Friday, August 19, 2005

Poster for the wasted generation

I should be on the anti-drug ad campaigns, I've been completely miserable all week. It could be the inclement weather, but I've been finding fault with everything all week. Everything and everyone, including my body even though I'm down to a measly 49 kilos.

Work - shmork. I've had 2 interviews lined up this week. One was with a cowboy. Actually, that's generous. He was a cock. Arrogant, uninterested, interogative and he still couldn't sell the mag to me. It was all the way out in Sutton and it was pretty much computerworld revisited, in every sense.

I got an email from ex trying to make some peace or find forgiveness. Drafted a thousand replies but in the end chose not to send. We broke up via phone, talked via IM and he apologises via email. Is this what modern people do? Is this the way of the future.

I know that he cares, so he must understand that I can't deal with it. I don't know what to say to him, and what he actually wants from me. Anyway, with this blog he has this window on my innersoul that he looks through, just as I peek through his every now and then just to remind myself what he is like, and where his actual desires lie - or who they are for now. I'm trying to forget that he was the one. I just want to have fun, be happy, live in the moment.

God, am I actually listening to bad trance? I am. I'm turning into someone I don't even want to know.

Off to interview number 2 in a minute so it's not the time to be thinking about emotions... Come on! Where is the happy smile?

...

Totally blew that interview. Totally fucked it. Firstly I had to reschedule it because I couldn’t get out in time and they hadn’t sent me the address. (11 to get there at 11.30). Then I turned up late, wet and totally nervous. I didn’t remember who I was going to meet. I’m dripping wet and going through my notes to not find any information at all, but managing to get my only copies of my work wet.
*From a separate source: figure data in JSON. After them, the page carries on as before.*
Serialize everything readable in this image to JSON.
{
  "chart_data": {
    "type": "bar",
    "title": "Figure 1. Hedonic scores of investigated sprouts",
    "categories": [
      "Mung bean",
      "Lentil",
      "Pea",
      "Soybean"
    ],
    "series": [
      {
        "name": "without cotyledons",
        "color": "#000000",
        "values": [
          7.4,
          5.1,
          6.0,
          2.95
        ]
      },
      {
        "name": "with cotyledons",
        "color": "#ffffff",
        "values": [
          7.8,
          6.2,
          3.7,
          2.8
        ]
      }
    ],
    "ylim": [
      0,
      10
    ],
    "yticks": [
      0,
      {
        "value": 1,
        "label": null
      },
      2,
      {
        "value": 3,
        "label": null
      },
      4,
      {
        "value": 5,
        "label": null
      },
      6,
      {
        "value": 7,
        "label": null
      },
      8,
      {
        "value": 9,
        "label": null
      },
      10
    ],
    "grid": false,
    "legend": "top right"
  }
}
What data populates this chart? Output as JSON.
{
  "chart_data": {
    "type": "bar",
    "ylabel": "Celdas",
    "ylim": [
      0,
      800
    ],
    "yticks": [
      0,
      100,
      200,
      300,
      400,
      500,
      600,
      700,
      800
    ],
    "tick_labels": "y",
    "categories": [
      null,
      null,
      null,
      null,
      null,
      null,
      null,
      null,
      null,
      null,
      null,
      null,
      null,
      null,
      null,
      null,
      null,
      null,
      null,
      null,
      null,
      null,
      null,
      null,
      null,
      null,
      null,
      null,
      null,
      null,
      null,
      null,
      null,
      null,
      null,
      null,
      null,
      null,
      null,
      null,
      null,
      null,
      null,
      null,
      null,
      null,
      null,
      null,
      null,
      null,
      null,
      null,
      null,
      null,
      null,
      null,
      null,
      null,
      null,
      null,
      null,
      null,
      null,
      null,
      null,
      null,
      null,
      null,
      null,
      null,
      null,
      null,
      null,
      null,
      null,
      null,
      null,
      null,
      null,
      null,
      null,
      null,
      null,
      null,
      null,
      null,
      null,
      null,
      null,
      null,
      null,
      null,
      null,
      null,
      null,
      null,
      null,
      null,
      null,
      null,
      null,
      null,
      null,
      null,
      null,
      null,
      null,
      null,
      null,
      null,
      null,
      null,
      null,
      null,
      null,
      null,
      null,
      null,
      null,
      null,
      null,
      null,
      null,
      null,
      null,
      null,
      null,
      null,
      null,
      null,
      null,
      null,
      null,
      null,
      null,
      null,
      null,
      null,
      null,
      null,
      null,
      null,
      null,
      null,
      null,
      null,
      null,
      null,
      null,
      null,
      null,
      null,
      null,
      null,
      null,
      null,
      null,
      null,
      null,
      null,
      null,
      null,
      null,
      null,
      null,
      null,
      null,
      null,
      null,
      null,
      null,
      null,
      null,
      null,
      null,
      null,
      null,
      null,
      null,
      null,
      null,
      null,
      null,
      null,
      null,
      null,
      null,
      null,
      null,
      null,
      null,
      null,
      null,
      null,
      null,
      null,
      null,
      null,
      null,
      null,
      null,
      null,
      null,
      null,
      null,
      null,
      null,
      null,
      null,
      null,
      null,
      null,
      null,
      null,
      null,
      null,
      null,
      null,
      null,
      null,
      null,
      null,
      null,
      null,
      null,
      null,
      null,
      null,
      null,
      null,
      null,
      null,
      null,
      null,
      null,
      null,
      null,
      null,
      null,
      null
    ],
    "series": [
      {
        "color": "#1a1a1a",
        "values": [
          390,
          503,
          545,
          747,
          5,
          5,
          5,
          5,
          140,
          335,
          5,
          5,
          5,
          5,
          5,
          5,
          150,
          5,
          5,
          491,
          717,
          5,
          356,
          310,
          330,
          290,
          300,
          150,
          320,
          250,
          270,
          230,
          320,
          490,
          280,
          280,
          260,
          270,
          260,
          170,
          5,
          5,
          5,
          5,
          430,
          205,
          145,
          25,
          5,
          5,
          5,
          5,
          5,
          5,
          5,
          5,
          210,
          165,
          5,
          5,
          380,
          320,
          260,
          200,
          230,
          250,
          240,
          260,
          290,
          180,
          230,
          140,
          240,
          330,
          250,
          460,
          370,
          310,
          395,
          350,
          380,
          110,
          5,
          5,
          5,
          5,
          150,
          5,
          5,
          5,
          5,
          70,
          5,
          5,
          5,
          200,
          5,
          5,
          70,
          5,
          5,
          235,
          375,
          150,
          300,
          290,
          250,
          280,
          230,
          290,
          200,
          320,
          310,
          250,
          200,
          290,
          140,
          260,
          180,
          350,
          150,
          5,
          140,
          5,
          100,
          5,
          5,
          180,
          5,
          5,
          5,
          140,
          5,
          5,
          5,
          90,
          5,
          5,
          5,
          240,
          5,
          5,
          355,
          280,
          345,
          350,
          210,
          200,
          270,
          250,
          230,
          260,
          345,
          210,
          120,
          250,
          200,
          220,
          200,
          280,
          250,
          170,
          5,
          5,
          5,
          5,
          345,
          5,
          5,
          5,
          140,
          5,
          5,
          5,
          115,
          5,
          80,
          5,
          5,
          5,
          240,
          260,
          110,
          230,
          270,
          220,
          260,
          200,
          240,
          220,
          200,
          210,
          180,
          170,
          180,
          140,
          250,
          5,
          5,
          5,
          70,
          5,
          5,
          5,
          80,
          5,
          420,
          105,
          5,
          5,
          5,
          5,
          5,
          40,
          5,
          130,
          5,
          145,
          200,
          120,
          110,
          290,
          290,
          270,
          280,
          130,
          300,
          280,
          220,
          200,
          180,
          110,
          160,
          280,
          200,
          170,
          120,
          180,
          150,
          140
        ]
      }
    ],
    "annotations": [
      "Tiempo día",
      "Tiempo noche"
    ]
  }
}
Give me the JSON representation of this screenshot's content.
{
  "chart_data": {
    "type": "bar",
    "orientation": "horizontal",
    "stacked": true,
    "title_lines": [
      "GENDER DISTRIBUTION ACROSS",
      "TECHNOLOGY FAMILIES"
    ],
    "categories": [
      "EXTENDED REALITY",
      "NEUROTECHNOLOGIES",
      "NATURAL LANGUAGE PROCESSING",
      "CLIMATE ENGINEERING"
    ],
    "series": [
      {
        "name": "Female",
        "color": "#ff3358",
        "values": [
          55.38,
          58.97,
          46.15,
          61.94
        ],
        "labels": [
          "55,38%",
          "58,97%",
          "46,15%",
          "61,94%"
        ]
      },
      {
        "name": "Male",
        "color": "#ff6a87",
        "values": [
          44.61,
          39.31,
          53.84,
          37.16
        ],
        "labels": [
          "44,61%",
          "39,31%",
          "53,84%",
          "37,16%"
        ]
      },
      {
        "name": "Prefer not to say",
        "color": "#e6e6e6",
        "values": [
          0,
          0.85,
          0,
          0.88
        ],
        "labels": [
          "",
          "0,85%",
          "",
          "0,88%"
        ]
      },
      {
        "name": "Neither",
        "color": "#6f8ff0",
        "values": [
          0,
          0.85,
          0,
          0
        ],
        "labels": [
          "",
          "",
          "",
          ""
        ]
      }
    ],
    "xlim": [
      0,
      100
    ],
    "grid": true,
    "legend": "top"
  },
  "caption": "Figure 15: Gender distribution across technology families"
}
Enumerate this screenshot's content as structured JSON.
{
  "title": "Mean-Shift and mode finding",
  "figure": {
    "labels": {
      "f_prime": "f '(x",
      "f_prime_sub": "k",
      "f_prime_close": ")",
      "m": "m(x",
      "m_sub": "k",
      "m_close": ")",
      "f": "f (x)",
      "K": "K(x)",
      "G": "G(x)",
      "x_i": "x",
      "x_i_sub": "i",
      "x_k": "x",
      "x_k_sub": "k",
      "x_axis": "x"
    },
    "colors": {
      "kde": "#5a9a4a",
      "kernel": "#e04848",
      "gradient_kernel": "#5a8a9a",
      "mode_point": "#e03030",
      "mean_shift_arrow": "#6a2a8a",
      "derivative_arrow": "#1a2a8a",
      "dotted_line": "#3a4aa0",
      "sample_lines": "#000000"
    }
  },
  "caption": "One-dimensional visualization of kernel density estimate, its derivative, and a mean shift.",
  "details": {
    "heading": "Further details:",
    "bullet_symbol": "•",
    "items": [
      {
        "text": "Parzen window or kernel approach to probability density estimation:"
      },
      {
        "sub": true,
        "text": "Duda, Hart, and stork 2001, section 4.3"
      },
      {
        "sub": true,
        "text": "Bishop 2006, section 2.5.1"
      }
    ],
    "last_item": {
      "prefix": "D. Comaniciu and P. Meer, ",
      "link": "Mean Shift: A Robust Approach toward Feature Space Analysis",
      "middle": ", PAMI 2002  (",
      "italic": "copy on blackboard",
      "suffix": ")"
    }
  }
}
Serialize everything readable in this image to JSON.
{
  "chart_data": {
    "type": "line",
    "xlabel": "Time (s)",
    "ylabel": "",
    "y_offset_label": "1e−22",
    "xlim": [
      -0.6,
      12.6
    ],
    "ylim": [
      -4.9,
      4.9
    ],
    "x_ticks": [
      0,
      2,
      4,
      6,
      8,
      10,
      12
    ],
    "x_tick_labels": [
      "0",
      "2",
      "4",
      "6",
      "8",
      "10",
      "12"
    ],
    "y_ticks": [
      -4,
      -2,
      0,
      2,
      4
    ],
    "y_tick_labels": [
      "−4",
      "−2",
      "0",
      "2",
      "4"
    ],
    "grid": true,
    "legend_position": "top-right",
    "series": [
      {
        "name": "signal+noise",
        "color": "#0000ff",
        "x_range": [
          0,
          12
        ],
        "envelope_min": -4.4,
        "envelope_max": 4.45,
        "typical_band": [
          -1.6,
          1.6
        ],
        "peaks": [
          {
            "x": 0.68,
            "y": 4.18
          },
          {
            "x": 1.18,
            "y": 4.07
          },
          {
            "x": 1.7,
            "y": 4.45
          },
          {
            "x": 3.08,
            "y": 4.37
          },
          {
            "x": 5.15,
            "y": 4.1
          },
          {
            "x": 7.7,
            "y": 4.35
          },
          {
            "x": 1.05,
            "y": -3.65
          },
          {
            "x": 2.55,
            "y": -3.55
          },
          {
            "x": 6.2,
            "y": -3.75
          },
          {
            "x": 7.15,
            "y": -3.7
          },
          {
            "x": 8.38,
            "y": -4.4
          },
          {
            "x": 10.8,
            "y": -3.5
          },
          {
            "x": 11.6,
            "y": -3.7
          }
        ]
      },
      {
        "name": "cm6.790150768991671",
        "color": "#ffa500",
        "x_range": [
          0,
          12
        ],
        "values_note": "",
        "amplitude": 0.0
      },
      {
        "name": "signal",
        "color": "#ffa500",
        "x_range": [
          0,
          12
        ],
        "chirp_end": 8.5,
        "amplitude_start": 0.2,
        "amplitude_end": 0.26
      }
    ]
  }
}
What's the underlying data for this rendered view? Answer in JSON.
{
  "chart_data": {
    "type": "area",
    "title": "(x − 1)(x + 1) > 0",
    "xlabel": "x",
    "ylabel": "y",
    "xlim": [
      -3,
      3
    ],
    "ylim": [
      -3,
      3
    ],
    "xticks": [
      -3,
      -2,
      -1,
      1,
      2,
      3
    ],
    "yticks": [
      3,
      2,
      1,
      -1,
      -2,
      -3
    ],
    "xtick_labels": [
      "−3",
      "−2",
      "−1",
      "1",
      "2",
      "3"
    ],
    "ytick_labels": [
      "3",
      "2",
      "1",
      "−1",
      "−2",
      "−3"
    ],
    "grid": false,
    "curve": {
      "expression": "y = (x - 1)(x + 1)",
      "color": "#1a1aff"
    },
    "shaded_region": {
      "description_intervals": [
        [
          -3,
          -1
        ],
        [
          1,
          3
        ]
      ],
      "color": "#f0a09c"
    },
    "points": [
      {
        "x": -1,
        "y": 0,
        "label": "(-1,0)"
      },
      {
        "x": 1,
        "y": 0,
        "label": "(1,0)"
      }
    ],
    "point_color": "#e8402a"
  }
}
I answered every question at 100 miles an hour but in an open-ended way - not actually stating an opinion.

I said 'to be honest' way too many times. It sounds like that I'm generally dishonest and am just telling the truth this once.

I finished every sentence with 'so, um yeah'.

She asked me about an article that I wrote and I couldn’t even remember anything about it.

At one point I acted like I knew something about digital television by knowingly nodding, so she asked me further information and I completely ballsed up my answer. There was a pause, and then I admitted I didn’t know what I was talking about.

For salary: 'I'm currently on more than what you advertised for this position.' pause 'but I'm flexible on that. I would consider a revising my salary'. Mentally 'SHUT UP! SHUT UP!'.

By the end she looked scared of me. She wouldn't even shake my hand. I don’t blame her.